I’m trying to use a tagify element to find all entries in the database where a field contains any of the tagify input tags, but can’t figure out how to do it.
The query is Field_name in {{$_GET.tags}} The get parameter is populated by the tagify element. But it will only work with one tag, when a second tag is added it no longer returns any result.
What I’m hoping to achieve is to find “all users where the user’s field contains any of the tagify tags”
e.g.
Field is “favourite_colour” and User A has “red”, and User B has “blue”.
Another user searches for users with favourite colours of either red or blue in the favourite field.
I want it to return both users.
Perhaps someone has already used tagify in this manner and can point me in the right direction?
Thank you @bpj, unfortunately that does not solve the issue. The behaviour is the same, it will only return a result for the first tag.
It will find everyone whose field says “blue” and when “red” is added as a second tag, it finds no results at all. I thought maybe it’s not looking at individual fields, but for a comma separated field with “blue, red” so I tried creating a field for one user that says “blue, red” but it didn’t find that either.
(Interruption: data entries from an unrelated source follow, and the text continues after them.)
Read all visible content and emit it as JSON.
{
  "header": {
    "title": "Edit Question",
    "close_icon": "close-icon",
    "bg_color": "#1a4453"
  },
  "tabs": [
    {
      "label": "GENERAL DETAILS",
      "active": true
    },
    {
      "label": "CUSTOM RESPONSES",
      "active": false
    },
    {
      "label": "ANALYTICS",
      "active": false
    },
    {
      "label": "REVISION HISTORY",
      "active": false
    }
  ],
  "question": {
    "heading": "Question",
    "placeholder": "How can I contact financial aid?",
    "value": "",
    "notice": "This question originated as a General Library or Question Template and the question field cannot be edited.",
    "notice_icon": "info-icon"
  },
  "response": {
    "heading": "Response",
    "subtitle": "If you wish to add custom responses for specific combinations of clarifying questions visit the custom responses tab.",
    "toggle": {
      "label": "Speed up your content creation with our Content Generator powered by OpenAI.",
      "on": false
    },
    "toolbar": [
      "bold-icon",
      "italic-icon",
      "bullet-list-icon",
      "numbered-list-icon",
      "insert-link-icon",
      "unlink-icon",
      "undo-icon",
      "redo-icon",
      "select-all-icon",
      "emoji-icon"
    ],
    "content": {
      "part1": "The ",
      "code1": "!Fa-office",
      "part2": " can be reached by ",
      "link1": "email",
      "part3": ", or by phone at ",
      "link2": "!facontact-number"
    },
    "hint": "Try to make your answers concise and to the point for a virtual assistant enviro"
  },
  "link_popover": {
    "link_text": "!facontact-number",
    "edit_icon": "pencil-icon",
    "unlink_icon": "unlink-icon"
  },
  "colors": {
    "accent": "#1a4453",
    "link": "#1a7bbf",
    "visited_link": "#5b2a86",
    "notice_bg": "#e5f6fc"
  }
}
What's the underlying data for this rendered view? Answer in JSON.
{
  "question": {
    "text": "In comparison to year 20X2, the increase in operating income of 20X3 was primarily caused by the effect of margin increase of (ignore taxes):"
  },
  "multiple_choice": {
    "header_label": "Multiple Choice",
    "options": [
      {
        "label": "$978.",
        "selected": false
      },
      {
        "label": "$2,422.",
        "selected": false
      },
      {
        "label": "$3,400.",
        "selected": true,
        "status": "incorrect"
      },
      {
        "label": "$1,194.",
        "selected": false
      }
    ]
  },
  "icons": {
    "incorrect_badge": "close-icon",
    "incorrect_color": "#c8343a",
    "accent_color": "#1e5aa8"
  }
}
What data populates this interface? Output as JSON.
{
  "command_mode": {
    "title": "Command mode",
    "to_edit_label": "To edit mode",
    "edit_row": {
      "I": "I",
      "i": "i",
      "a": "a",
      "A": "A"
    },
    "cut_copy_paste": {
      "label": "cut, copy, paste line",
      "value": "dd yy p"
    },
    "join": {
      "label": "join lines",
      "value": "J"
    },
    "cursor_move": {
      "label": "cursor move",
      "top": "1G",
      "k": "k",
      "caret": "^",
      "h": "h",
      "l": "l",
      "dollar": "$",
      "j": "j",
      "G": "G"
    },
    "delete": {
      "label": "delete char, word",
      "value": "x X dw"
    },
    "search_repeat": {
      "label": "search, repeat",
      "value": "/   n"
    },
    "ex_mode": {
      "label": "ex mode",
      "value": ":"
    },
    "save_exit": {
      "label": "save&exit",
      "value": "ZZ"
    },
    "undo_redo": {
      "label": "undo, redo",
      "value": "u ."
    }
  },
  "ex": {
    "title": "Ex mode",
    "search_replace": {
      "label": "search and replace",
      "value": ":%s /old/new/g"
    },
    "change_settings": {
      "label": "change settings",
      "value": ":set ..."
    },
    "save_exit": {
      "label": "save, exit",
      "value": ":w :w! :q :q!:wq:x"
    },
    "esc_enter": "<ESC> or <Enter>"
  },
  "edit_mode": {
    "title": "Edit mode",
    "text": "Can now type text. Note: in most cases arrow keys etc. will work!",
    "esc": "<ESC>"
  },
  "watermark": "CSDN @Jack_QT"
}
Running in the browser; http://localhost:3000/api/talent/test?skills=pink
Returns
Running in the browser; http://localhost:3000/api/talent/test?skills=blue
Returns
Running in the browser; http://localhost:3000/api/talent/test?skills=pink,blue
Returns (nothing)
I’ve tried every possible combination of things that I can think of. like splitting the string in the query. setting the param to an array. converting text to string and then splitting string… I’m just throwing stuff at it at this point to see if anything works.
Using “in” as opposed to “contains” returns a 500 status, no idea what to make of that.
As a text field with the values comma separated as such “pink,green,blue”. I’ve also tried it as a string field, but I understand nodeJS doesn’t care if it’s text or string type?
Being an old Bubbler, you had to define a field to be a “list” for this type of operation. But I wasn’t able to find a way of defining the field type as a list equivalent. e.g. an array type.
And the behaviour seems to be that it doesn’t understand it’s individual values, but a, you know, text. and finds the single word “blue” and “pink,blue” as a word of course doesn’t exist, so it won’t find anything.
That’s why I also tried the separate operation “,” in the query builder.
That is a bad practice. You should not store values like that.
You need a table for your users and another table for the colors, related by the userid.
The other option is to use a json field type to store the values in the database, as explained here: Inserting Tagify Values into a Database
Right, so I tried that as well. that was the original issue of the thread. I had the same result, which lead me to believe that perhaps it had to be a comma separated field
So here’s the original example set up. not a subtable of skills, since I couldn’t figure out how to search a sub table, that will be an upcoming thread
how on earth… it works!! I was so sure I had tried that combination, especially after @bpj suggested split.
Time to backtrack and figure out what I did wrong before.
Thank you so much @Teodor this was doing my head in for the better part of yesterday.